After this harrowing journey into the unknown, we all decided to go to Tesco, which, I think, was even more harrowing. Tesco is a combination grocery store and goods store. It is like IKEA in its hugeness. It was unbelievably crowded (as these places tend to be on Sundays), and the layout was a lot different than an American supermarket. This, of course, is fine, until you realize you are at a loss when it comes to finding things. Also, when you realize you can’t buy much anyway, because you’ll be walking your groceries home for ten to fifteen minutes, and because you have to buy your own bags anyway, so you don’t buy many. Yes, in an effort to be conservationists, the Irish charge for plastic…how amazing is that? Later, the roommate and I decided to leave our flat and attempt to socialize.
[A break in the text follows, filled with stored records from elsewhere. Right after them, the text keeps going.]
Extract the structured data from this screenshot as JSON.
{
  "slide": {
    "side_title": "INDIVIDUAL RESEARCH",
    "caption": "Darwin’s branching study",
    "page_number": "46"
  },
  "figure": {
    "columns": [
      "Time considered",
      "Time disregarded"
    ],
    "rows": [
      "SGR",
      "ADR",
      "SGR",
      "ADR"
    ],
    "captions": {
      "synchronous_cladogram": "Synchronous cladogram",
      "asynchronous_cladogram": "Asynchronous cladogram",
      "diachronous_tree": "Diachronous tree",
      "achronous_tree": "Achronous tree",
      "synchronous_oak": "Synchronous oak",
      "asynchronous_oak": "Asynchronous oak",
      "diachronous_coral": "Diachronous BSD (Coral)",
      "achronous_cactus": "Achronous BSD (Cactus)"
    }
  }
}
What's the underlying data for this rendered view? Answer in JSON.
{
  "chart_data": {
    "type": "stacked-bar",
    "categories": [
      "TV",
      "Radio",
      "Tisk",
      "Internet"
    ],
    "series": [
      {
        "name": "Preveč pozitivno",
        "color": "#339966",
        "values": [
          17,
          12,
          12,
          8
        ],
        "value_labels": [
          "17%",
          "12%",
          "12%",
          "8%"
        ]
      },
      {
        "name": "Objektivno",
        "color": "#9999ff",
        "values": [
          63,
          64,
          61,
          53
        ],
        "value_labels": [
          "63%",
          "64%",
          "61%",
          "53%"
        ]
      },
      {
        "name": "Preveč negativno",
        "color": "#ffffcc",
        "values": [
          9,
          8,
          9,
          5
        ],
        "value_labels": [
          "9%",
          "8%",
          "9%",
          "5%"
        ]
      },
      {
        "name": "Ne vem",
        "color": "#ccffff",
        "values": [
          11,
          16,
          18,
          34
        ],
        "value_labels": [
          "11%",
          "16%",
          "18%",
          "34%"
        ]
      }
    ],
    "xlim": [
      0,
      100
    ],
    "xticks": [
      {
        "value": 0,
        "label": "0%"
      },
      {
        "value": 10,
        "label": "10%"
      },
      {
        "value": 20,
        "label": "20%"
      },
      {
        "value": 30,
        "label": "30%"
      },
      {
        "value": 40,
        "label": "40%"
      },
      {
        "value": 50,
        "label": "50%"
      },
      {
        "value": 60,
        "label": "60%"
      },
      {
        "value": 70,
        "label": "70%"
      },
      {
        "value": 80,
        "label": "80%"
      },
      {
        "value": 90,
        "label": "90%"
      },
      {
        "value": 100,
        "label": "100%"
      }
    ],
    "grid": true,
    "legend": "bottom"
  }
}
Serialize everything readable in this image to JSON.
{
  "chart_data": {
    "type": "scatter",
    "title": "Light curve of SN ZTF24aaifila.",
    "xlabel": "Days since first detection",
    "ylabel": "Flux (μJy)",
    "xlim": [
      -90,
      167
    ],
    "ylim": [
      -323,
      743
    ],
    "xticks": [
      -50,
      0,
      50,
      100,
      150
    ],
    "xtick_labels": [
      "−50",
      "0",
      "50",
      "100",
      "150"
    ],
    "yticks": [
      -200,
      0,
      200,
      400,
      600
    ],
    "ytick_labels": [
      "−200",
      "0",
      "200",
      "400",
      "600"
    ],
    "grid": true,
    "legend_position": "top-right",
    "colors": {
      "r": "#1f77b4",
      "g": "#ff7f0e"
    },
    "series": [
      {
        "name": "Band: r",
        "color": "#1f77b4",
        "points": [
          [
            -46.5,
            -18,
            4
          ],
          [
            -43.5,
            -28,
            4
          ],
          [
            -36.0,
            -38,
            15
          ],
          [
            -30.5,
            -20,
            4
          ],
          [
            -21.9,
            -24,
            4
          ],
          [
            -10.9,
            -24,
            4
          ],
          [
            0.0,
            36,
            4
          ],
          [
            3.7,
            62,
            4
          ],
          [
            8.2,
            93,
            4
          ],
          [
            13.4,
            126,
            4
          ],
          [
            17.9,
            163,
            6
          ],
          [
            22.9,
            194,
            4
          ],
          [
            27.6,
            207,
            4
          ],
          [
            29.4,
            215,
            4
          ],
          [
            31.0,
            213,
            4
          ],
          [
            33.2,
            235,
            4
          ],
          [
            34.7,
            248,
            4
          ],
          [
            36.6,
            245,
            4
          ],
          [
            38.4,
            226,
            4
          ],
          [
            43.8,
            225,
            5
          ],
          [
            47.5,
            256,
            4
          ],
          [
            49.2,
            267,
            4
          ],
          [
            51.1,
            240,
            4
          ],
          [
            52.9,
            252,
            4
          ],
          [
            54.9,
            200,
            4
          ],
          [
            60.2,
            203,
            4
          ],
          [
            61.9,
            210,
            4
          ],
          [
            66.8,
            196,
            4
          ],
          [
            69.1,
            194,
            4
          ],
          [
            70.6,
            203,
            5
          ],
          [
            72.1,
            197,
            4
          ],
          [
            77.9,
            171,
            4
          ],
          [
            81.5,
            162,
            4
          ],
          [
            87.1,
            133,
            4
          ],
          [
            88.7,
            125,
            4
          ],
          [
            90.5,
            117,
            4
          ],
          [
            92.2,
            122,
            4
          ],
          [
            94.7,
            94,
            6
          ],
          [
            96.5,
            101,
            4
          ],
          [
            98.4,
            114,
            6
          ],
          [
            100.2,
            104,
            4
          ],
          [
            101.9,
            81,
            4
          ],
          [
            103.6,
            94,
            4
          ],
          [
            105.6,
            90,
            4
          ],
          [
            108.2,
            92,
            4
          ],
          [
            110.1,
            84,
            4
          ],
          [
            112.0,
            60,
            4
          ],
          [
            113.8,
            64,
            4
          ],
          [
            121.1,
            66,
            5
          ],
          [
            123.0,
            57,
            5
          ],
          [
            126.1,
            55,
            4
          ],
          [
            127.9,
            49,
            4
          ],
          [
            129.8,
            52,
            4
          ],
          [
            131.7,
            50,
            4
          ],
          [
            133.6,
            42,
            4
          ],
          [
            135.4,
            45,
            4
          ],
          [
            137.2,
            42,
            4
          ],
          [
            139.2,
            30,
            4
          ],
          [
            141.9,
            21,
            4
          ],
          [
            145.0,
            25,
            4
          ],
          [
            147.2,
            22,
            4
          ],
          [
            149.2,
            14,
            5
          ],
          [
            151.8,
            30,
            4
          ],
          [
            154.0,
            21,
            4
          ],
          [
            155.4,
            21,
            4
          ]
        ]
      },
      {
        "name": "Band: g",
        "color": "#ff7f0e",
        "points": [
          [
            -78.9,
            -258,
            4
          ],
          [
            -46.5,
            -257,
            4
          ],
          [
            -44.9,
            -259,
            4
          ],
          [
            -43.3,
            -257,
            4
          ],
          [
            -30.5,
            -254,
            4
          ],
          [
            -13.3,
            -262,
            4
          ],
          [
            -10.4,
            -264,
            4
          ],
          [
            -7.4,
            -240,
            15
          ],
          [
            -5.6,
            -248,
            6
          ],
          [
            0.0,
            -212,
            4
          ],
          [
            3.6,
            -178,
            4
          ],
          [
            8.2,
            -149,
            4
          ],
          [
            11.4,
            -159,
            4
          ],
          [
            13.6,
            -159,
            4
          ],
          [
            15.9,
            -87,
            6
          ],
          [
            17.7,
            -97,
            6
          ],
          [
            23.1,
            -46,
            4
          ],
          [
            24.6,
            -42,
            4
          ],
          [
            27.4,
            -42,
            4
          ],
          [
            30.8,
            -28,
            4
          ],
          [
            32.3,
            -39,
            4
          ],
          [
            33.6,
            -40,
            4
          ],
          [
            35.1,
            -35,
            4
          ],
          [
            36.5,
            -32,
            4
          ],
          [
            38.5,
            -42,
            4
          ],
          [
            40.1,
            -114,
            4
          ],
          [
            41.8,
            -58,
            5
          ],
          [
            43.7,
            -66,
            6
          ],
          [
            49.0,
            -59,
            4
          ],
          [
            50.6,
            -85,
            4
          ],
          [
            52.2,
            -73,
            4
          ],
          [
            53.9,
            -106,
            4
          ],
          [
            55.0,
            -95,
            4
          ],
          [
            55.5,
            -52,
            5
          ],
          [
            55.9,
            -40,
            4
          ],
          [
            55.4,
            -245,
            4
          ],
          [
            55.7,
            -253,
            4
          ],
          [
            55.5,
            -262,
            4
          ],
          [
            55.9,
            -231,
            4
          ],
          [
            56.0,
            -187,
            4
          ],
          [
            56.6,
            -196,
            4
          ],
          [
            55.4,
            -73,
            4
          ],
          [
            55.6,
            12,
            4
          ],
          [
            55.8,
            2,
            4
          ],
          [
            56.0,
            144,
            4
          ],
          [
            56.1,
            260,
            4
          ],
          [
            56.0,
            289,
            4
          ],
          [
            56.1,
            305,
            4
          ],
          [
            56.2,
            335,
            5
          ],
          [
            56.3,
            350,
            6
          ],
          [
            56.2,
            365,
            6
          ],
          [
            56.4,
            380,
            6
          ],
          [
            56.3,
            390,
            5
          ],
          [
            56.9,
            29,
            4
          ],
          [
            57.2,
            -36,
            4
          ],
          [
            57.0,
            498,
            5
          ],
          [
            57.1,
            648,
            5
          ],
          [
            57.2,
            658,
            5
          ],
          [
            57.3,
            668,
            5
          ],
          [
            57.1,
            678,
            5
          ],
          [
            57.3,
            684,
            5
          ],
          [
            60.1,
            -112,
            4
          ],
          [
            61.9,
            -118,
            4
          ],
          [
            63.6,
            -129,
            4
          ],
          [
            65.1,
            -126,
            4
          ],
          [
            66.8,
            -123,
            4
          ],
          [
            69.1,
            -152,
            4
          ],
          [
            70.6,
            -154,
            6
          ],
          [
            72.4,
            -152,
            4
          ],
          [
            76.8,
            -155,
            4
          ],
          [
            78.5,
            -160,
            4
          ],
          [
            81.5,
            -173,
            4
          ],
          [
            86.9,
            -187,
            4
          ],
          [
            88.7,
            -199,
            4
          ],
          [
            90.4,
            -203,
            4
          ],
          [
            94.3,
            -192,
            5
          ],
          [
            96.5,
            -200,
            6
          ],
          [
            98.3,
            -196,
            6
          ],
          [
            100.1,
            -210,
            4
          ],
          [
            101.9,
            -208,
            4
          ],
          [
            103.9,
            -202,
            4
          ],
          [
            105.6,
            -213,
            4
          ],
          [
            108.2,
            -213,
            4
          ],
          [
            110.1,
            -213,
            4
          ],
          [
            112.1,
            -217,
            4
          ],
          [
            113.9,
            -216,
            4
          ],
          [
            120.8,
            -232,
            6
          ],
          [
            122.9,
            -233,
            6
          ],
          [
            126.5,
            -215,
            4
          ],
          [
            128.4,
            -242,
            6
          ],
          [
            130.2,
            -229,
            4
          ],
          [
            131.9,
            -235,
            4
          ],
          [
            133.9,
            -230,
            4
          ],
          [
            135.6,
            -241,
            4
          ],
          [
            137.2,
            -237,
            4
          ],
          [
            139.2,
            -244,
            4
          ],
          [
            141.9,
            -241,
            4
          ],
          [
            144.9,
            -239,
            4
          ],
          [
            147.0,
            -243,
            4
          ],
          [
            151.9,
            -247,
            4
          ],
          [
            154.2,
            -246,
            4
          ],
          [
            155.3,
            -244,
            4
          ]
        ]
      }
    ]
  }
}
This, of course, meant venturing back to The Wool Shed, where we knew the fire-spinning, hula-hooping, circus-inclined actor would be. Between the three of us, there were a few pints to go around while we watched the Seahawks take down the Cowboys and talked about cinematic theatre, having faith in directors and actors, and the Absurdists. The night concluded with peanut butter sandwiches, True Lies, and a BBC special on clashing religions, complete with both subtitles and sign language. And a man in our courtyard, spunk drunk, shouting, and being told, repeatedly, to “feck off” by our neighbors.
2 comments:
Awesome!!! I am so happy for you. Tesco rocks.